Il m'a fallu trois visionages pour arriver au terme de Crash (c'est la seule fois où j'ai quitté une salle de cinéma en plein film), avec un mélange de fascination, de dégoût, avec surtout un acharnement que je ne m'autoriserais plus aujourd'hui. Tout cela remonte un peu mais je n'ai rien oublié des sentiments qui m'ont traversé pendant le film.

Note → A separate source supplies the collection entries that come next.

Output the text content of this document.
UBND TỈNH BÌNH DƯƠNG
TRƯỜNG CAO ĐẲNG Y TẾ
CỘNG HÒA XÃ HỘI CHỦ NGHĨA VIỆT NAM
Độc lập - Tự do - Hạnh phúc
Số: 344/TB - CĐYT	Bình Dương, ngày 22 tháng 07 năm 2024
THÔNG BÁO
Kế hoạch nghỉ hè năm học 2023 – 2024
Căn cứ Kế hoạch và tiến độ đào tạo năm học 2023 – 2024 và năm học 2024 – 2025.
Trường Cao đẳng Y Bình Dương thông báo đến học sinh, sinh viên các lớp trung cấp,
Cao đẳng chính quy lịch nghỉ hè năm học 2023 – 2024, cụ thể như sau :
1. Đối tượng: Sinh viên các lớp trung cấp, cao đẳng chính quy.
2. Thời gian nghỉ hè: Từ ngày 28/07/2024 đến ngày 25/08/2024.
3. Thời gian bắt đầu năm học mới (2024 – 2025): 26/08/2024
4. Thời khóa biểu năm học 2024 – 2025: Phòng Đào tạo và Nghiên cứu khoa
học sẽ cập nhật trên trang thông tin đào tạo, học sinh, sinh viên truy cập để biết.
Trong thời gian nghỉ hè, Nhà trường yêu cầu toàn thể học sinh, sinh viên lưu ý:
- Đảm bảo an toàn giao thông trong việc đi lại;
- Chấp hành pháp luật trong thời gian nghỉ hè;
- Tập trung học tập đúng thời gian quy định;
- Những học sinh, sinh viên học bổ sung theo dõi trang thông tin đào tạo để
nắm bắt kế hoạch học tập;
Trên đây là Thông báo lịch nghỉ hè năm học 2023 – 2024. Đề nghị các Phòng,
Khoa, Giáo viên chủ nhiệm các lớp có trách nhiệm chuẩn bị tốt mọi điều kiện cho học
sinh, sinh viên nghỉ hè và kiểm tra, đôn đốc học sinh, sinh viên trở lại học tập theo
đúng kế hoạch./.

David Cronenberg consacre toute sa filmo de l'époque à la relation homme-machine et aux mutations humaines. ExistenZ finira sur ce thème avec les "joysticks" vivants ou les pistolets squelettes. Avant, il y avait eu le Festin Nu (machines à écrire organisques), Videodrome (les scènes de la VHS qui sort du ventre et a contrario de l'homme qui sort de la TV), La Mouche (les fameuses machines) ou Faux Semblants (les objets gyneco), etc.
Crash avait fait scandale à l'époque, pourtant il est exactement là où il doit être, tant il est dans le moule Cronenberg du moment. La relation homme-machine n'a jamais été aussi évidente, les mutations (ou mutilations ici) humaines également. Continuité donc. Mais jamais Cronenberg n'avait été aussi loin dans le malsain et le glauque, et au final, c'est ça qui fait choc. Il va encore plus loin que dans Faux Semblants ! Quand dans ses autres films, il habillait ses fantasmes de mondes fantastiques ou SF qui autorisaient l'évasion, il nous laisse complètement dans le monde réel avec Crash. Ce qui était fantasmé semble devenir réel, et il faut vraiment s'accrocher pour tenir le choc. En ce sens, Crash est un film modèle, celui qui ose pousser au plus loin les limites du monde de Cronenberg.
Mais à côté de ça, Crash n'a pas de fil conducteur, pas de tempo. Il montre des choses, magnifiquement, mais ne raconte pas assez. Il laisse le spectateur perplexe face à son érotisme froid, sa violence insinuée, son absence de respect des codes. Et il le perd.
Crash n'est pas un film, ou pas vraiment, c'est une expérience. Je pense qu'elle mérite d'être vue, mais clairement, elle ne plaira pas à grand monde. Pour moi, il est impossible de noter quelque chose comme ça. C'est choquant, bouleversant, troublant, hypnotisant, pénible, malsain, glauque, froid, chiant, génial, culte, etc. Voilà, 3 étoiles qui en valent 5 sur certains aspects et 0 sur d'autres.